Malcolm stopped her with a shake of his head.

“I cannot sit here and do nothing,” he said.

She smiled then.

“You sound like a king,” she said.

“It’s about time I begin acting like one,” he stated. “My whole life, I’ve played it very safe. I’ve thought peace could only be upheld by being peaceful, but I mistook peace for complacency. I simply let people behave however they wished towards me and thought no more of it than them simply being who they were, but… I need to hold myself to a higher standard than that. Those I surround myself with should reflect my values—I should not be made to absorb theirs and pretend their slights and offences do not matter. I’ve never done well with confrontation, but perhaps it is time to do well with earnest discussion.”
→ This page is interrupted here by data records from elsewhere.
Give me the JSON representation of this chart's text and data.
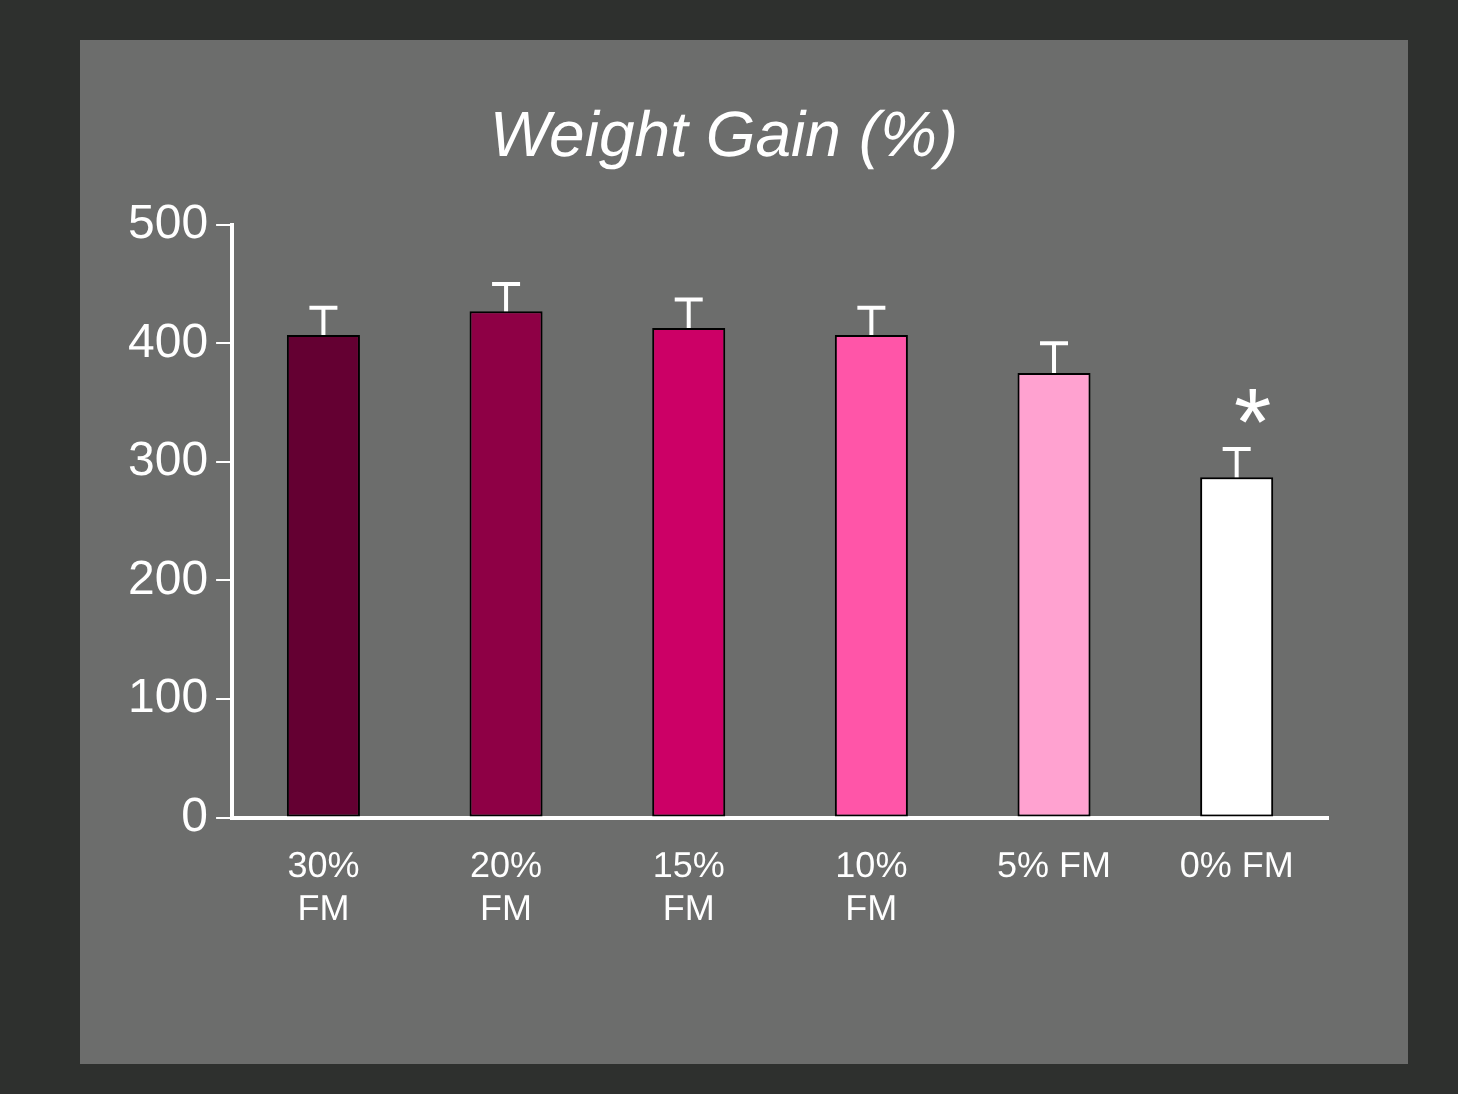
{
  "chart_data": {
    "type": "bar",
    "title": "Weight Gain (%)",
    "categories": [
      "30% FM",
      "20% FM",
      "15% FM",
      "10% FM",
      "5% FM",
      "0% FM"
    ],
    "values": [
      407,
      427,
      413,
      407,
      375,
      287
    ],
    "colors": [
      "#640032",
      "#8e0045",
      "#cc0066",
      "#ff55a8",
      "#ffa2d0",
      "#ffffff"
    ],
    "errors": [
      [
        407,
        430
      ],
      [
        427,
        450
      ],
      [
        413,
        437
      ],
      [
        407,
        430
      ],
      [
        375,
        400
      ],
      [
        287,
        311
      ]
    ],
    "ylim": [
      0,
      500
    ],
    "yticks": [
      0,
      100,
      200,
      300,
      400,
      500
    ],
    "grid": false,
    "legend": false,
    "annotations": [
      "*"
    ]
  }
}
“So, you wish to go down into the cells and have an earnest discussion with Sir Patrick?” Iona asked, a small smile on her mouth.

“Yes,” Malcolm agreed. “Exactly that.”

“And if he does not wish to speak with you?”

“He will,” Malcolm said, self-assuredly. “He will want to gloat, no matter his motivation for doing what he’s done. He unseated me. He will wish to discuss that in great detail.”

He glanced at the left-over food, his appetite leaving him at the thought of facing his opponent. He would have to stand before a knight he had thought of as his most formidable and posit all the questions that needed answering. What if he got no clarification whatsoever? What if whatever spell had been cast on him was irreversible and all that Sir Patrick would gloat about was that fact?

Better to know than to not know, Malcolm told himself.

“Will you accompany me?” he asked Iona, who looked grave, but nodded.